ARGAMAKMUR, RADARUTARA.ID - Polres Bengkulu Utara menggelar konferensi pers pada Selasa (12/5/2026) sebagai bentuk komitmen tegas dalam memberantas peredaran narkotika di wilayah hukum Polres Bengkulu Utara.
Dalam paparannya, jajaran kepolisian mengungkap keberhasilan mengamankan empat tersangka beserta barang bukti sabu seberat 17 gram.

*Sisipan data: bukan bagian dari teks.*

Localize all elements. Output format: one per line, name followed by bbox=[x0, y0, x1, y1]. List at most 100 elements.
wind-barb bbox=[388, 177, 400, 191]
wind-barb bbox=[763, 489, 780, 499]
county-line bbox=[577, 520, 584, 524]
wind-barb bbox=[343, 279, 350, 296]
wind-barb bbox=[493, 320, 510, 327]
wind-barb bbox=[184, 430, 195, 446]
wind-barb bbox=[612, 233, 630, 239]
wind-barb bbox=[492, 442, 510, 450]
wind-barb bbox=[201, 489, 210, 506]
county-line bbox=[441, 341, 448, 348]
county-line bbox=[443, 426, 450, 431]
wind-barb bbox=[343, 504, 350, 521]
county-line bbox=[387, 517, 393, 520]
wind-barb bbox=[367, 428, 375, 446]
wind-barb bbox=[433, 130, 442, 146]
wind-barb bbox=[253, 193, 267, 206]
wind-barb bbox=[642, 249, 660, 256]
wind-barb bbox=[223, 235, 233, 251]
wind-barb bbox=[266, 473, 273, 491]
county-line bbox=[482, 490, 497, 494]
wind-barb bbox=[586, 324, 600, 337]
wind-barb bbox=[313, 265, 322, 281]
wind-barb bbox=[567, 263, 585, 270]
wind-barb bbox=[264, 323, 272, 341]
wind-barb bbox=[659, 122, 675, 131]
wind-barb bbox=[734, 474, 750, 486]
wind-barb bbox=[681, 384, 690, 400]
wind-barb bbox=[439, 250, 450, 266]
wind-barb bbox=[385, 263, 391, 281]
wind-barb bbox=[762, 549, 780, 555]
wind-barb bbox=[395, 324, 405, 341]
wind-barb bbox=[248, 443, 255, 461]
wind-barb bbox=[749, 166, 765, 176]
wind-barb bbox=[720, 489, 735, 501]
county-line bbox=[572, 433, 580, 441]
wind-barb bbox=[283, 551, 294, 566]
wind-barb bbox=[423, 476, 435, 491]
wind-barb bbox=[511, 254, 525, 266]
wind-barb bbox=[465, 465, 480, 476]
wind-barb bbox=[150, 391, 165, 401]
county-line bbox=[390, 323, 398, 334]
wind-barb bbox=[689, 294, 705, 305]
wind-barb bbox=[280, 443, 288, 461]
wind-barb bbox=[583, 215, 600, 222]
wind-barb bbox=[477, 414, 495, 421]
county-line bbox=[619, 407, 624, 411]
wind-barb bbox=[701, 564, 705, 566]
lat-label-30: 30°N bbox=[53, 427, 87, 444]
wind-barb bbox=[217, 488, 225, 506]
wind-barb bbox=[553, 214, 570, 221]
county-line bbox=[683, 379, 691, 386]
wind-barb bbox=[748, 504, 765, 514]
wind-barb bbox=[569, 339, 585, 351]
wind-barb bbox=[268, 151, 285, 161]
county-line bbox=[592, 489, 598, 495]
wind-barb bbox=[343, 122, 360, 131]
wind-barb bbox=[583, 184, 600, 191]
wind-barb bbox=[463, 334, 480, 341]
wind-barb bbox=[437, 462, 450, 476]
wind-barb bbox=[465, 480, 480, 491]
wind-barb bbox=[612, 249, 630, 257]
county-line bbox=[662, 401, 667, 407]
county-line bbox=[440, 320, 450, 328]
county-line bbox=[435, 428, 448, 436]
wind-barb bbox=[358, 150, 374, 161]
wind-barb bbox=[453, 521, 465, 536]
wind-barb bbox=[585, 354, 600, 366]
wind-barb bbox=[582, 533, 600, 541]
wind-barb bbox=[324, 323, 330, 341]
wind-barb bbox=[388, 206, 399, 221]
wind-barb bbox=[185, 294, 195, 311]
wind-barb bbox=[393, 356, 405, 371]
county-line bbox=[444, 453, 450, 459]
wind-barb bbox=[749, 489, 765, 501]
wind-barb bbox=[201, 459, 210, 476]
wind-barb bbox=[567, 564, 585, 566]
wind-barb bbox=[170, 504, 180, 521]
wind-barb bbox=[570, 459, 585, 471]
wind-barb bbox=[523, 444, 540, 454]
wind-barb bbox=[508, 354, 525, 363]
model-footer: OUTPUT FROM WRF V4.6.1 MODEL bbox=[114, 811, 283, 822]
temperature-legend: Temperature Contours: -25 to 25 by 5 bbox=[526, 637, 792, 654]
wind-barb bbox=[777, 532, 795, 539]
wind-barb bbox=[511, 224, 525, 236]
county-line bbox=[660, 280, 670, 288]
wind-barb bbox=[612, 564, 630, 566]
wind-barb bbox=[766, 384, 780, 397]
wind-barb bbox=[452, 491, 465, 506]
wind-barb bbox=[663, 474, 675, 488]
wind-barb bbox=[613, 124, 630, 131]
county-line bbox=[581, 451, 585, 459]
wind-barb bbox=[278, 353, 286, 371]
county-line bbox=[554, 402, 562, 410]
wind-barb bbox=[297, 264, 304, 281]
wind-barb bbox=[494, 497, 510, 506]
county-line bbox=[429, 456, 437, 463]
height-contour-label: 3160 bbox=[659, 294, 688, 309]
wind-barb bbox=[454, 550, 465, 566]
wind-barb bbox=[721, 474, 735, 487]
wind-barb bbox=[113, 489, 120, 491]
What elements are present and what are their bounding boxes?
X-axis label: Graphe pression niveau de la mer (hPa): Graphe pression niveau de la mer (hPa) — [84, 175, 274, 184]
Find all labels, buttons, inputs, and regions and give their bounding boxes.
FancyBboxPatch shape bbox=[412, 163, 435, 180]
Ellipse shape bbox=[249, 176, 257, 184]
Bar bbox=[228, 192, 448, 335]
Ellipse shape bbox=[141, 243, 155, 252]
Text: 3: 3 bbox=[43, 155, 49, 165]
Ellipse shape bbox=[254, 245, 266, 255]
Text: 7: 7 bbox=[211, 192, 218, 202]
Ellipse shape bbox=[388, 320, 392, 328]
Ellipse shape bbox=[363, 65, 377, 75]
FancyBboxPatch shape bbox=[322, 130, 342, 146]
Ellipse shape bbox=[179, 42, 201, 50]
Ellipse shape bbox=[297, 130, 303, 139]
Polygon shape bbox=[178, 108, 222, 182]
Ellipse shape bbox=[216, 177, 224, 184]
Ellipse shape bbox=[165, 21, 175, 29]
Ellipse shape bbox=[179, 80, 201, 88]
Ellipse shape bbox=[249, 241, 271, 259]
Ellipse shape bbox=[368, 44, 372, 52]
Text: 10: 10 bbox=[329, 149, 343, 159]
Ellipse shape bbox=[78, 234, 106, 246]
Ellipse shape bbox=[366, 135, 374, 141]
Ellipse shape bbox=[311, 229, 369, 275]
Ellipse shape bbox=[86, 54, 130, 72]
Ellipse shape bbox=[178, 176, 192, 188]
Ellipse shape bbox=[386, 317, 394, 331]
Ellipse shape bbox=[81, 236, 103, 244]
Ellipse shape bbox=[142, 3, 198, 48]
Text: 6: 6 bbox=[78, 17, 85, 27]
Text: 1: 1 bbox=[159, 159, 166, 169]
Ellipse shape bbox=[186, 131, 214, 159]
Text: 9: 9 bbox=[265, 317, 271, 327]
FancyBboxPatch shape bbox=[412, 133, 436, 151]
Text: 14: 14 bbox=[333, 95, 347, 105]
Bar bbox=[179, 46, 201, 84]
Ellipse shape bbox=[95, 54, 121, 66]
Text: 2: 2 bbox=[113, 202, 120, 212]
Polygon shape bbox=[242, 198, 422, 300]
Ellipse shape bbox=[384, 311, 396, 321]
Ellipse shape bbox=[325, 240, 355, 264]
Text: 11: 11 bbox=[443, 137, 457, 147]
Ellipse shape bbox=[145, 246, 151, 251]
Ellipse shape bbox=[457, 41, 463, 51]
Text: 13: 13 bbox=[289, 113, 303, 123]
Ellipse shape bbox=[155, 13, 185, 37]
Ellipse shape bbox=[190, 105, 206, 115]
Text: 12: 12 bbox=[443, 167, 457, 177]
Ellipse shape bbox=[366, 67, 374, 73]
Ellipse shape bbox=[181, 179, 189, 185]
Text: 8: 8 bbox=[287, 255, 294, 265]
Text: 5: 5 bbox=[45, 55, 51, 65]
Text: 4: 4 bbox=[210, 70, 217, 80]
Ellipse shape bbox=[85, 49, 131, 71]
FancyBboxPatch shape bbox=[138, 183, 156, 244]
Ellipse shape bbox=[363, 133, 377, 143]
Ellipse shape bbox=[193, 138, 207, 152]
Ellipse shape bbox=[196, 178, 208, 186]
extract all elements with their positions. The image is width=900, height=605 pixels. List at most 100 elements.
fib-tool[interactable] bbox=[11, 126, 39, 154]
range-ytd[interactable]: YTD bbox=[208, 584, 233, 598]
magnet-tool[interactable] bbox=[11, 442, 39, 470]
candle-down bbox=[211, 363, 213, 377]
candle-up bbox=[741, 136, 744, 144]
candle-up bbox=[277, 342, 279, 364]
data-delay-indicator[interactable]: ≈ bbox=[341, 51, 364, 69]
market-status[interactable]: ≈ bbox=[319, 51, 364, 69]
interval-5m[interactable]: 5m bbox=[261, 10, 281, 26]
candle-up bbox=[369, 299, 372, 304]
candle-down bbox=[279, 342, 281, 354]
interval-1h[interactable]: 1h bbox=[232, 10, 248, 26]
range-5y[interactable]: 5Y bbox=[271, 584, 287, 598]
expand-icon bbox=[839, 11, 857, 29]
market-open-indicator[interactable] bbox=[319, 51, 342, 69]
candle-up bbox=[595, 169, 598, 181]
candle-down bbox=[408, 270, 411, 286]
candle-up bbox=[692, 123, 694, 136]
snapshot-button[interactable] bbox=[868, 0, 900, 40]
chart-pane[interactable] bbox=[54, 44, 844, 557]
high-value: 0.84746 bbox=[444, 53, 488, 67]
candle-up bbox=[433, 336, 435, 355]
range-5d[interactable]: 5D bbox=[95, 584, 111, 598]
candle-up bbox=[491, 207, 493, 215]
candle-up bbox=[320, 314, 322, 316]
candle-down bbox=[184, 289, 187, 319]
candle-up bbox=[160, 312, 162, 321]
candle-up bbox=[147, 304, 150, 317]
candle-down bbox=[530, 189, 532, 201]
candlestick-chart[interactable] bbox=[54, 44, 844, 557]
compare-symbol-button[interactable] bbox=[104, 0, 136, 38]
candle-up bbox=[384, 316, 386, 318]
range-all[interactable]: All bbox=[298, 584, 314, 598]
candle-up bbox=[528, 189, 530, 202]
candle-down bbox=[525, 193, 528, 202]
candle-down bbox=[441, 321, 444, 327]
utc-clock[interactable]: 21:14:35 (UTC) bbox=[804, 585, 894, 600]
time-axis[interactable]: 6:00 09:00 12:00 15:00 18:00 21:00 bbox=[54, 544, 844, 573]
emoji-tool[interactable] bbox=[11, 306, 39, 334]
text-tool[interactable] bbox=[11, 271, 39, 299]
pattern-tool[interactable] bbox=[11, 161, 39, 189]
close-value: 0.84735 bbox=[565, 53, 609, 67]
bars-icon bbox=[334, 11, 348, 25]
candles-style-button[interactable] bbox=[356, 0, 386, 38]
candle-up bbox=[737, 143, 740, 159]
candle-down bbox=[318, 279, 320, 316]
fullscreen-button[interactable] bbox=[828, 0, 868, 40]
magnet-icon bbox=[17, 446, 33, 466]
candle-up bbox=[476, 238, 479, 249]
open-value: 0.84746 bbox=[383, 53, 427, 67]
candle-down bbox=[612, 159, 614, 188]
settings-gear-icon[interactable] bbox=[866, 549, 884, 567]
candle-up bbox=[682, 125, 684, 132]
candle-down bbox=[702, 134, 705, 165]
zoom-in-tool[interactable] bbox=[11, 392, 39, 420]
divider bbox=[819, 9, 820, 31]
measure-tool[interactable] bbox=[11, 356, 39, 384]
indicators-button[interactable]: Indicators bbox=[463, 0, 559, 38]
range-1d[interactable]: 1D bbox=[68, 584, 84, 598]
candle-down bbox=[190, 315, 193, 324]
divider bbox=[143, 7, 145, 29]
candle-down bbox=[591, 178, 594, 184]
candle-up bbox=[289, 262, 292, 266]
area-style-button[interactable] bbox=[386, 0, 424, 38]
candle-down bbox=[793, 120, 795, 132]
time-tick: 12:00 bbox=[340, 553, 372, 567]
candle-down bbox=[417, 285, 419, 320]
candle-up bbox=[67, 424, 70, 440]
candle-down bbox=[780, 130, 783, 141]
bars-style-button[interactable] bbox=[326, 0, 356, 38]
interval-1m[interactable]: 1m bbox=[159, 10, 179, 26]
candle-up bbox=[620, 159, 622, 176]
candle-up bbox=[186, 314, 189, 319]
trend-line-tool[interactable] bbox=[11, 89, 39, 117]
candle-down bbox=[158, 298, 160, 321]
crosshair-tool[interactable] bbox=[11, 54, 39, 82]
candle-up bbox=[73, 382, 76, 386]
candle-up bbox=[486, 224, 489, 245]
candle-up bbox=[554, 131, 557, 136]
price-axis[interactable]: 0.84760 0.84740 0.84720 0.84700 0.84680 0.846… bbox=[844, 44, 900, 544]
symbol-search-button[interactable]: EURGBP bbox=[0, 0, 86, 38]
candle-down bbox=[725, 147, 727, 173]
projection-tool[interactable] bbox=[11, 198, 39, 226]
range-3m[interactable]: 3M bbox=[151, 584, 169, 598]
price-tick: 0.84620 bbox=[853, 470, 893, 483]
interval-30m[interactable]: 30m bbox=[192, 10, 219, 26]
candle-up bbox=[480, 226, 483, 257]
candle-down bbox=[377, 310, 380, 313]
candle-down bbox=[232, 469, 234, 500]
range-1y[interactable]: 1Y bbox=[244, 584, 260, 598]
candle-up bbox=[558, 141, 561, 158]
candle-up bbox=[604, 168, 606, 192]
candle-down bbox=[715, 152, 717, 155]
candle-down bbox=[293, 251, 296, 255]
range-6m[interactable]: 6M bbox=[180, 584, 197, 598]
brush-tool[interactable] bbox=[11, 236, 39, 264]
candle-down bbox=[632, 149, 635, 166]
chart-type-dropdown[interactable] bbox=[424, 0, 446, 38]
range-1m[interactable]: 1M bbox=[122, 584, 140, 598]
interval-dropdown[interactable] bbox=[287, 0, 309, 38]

Konferensi pers berlangsung di Mapolres Bengkulu Utara dan dihadiri langsung oleh Kapolres Bengkulu Utara, AKBP Bakti Kautsar Ali didampingi Wakapolres Bengkulu Utara, Kompol Tito; Kasat Res Narkoba, IPTU M Azhara; serta Kasi Humas Polres Bengkulu Utara, IPTU Edi Permana.
Kapolres Bengkulu Utara, AKBP Bakti Kautsar Ali, menjelaskan bahwa keempat tersangka berinisial AT, RN, JT, dan AH diamankan dalam kurun waktu bulan April hingga 10 Mei 2026.
BACA JUGA:Ungkap 5 Kasus, Narkotika Jadi Ancaman Serius Generasi Muda
Pengungkapan kasus ini menyasar empat tempat kejadian perkara (TKP) yang tersebar di sejumlah lokasi, yakni Kelurahan Gunung Alam, Desa Air Muring, Desa Taba Tembilang, dan satu kelurahan lainnya.
“Keempat tersangka memiliki peran berbeda-beda, ada yang memiliki, menjual, menguasai, dan menyediakan.
Selain tersangka, petugas juga mengamankan barang bukti sabu seberat 17 gram,” tegas AKBP Bakti Kautsar Ali di hadapan awak media.
Para tersangka kini dijerat pasal 609 ayat (1) dan (2) UU nomor 1 Tahun 2023 KUH Pidana, dengan ancaman hukuman minimal 4 tahun dan maksimal 20 tahun penjara.
Kasus ini masuk dalam tindak pidana penyalahgunaan narkoba yang terus menjadi fokus utama pemberantasan oleh Polres Bengkulu Utara, Polda Bengkulu.
BACA JUGA:Ungkap 5 Kasus, Narkotika Jadi Ancaman Serius Generasi Muda
Diakhir konferensi pers, Kapolres menyampaikan peringatan keras kepada para pelaku maupun calon pelaku peredaran narkoba.
Selain itu, imbauan kepada orang tua juga tak luput disampaikan oleh Kapolres Bengkulu Utara.
Peredaran narkotika saat ini tengah mengancam para generasi anak-anak muda.
Polres Bengkulu Utara mengimbau masyarakat untuk turut serta aktif memberikan informasi terkait dugaan penyalahgunaan narkoba di lingkungan masing-masing demi menciptakan wilayah yang bersih dari narkotika.